Hey, there ARe pics. Just look at Stefan's "extra handles for sale" thread.:doublethumbsup:


----------



## kalaeb (Feb 16, 2012)

Here is one I just picked up from Stefan:


----------



## Johnny.B.Good (Feb 16, 2012)

kalaeb said:


> Here is one I just picked up from Stefan:
> View attachment 4572



That's solid looking Kaleb. Nice choice.


----------



## mhenry (Feb 17, 2012)

Looks perfect on that knife. Woods?



kalaeb said:


> Here is one I just picked up from Stefan:
> View attachment 4572


----------



## kalaeb (Feb 17, 2012)

The woods are ironwood with a maple ferrule.
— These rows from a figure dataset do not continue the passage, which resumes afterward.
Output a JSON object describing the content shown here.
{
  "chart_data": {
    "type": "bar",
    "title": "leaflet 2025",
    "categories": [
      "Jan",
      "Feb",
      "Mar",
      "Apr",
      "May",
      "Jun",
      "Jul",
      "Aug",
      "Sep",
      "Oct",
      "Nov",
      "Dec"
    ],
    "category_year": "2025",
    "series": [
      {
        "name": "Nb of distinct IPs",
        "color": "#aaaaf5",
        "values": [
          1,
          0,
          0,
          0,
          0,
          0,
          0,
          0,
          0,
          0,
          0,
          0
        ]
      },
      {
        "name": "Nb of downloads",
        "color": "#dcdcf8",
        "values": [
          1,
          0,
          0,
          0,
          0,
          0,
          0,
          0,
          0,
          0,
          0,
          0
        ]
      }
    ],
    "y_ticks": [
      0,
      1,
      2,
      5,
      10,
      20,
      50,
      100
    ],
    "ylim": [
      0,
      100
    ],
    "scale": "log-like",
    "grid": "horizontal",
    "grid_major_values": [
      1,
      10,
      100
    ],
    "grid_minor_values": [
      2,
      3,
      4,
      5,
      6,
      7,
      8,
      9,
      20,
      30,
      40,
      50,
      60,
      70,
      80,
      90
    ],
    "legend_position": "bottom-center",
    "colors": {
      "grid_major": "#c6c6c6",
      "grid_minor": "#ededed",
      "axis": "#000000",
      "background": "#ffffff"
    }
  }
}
Not sure what the spacer is.


----------



## mhenry (Feb 18, 2012)

Is that one of these "French" Moritaka gyuto's? If it is I wanna try it! 





kalaeb said:


> The woods are ironwood with a maple ferrule. Not sure what the spacer is.


----------



## kalaeb (Feb 18, 2012)

mhenry said:


> Is that one of these "French" Moritaka gyuto's? If it is I wanna try it!



Mike, yes it is, you are welcome to it. I am leaving out of town for a few weeks on Thursday so it won't be missed. Pm me your ship info.


----------



## apicius9 (Feb 18, 2012)

The spacer is art. tortoise and a bit translucent. 

St.


----------